Apreté los labios y me los tapé con una mano mientras me apretaba el estómago con la otra, temblando de alivio y felicidad, sintiendo una inmensa gratitud y, al mismo tiempo, la incredulidad más absoluta de que aquella historia fuera realmente a tener un final feliz, lo que significaba, claro, un comienzo. Un comienzo sin Joe, sí, pero un nuevo comienzo para Annie, Zach y para mí. Salí con Callie. La luna, antes naranja y baja en el cielo, se alzaba entonces sobre nuestras cabezas blanca y clara como nunca. Perfecta, redonda, llena.

Corrí por el jardín con la perra a la resplandeciente luz de la luna. Nuestras sombras bailaban en el suelo. Salté, brinqué, me revolqué, la cogí de las patas y dije casi sin aliento, con el corazón martilleándome en el pecho:

—¡Sí! ¡Sí! ¡Sí!

Entré de nuevo en casa, fui a las habitaciones de los niños y le quité a Zach un caramelo pringoso de la mano. Me quedé mirándolos mientras dormían, contemplé el movimiento trepidante de sus pestañas y el subir y bajar de sus pechos.
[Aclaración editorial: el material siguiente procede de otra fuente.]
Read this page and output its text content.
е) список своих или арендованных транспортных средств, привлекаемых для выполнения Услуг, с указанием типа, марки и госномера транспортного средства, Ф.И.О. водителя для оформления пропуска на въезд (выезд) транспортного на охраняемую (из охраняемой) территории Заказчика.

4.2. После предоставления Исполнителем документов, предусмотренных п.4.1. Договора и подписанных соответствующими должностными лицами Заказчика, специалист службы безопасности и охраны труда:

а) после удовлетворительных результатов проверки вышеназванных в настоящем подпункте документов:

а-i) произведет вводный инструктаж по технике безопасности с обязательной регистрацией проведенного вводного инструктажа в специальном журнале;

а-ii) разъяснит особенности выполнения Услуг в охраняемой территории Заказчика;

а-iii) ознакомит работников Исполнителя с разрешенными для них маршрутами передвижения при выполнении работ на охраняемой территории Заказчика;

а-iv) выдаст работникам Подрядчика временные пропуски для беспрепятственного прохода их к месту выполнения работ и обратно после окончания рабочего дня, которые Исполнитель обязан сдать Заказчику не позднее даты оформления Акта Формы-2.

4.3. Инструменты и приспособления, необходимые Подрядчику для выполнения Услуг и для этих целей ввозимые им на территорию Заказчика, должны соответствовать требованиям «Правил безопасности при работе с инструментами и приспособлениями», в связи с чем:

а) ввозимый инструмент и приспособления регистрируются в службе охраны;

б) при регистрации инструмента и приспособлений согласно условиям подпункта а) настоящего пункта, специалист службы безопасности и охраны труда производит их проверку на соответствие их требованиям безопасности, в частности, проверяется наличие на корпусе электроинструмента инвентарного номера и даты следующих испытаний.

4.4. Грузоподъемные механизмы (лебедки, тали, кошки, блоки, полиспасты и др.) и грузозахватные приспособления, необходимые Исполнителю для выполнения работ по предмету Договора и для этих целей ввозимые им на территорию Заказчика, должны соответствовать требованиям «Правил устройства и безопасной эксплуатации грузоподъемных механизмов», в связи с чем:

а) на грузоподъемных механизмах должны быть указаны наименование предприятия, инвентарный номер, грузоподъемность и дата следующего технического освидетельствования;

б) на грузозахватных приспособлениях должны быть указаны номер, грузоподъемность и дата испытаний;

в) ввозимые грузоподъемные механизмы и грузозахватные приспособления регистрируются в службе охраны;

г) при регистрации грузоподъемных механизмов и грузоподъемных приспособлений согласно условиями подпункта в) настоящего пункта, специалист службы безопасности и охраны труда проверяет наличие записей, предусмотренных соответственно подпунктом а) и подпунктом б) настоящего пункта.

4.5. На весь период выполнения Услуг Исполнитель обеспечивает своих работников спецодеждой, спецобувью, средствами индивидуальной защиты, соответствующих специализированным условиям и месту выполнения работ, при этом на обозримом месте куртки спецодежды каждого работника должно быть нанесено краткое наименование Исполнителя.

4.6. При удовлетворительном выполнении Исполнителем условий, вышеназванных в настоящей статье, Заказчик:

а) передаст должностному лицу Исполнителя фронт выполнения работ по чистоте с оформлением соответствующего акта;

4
No pensé en Paige hasta después, cuando me metí en la cama en compañía de la luna, que me seguía como los focos a una estrella de cine. El show de Ella Beene. Entorné los ojos. Claro que también podía ser el foco de una sala de interrogatorios. Paige estaba sola en aquella enorme casa vacía suya de Las Vegas, con la habitación dinosaurio y la habitación princesa, y me acordé de lo solitarias que podían ser las casas nuevas con sus habitaciones totalmente vacías especialmente decoradas para niños. Henry y yo habíamos vivido en una casa así. Yo podría haber estado en la situación de Paige esa noche. Pero en vez de eso, estaba allí, en nuestra confortable casita bañada por la luz de la luna, con los niños durmiendo en sus camas de siempre, y un montón de días por delante, días espléndidos, despejados y prometedores.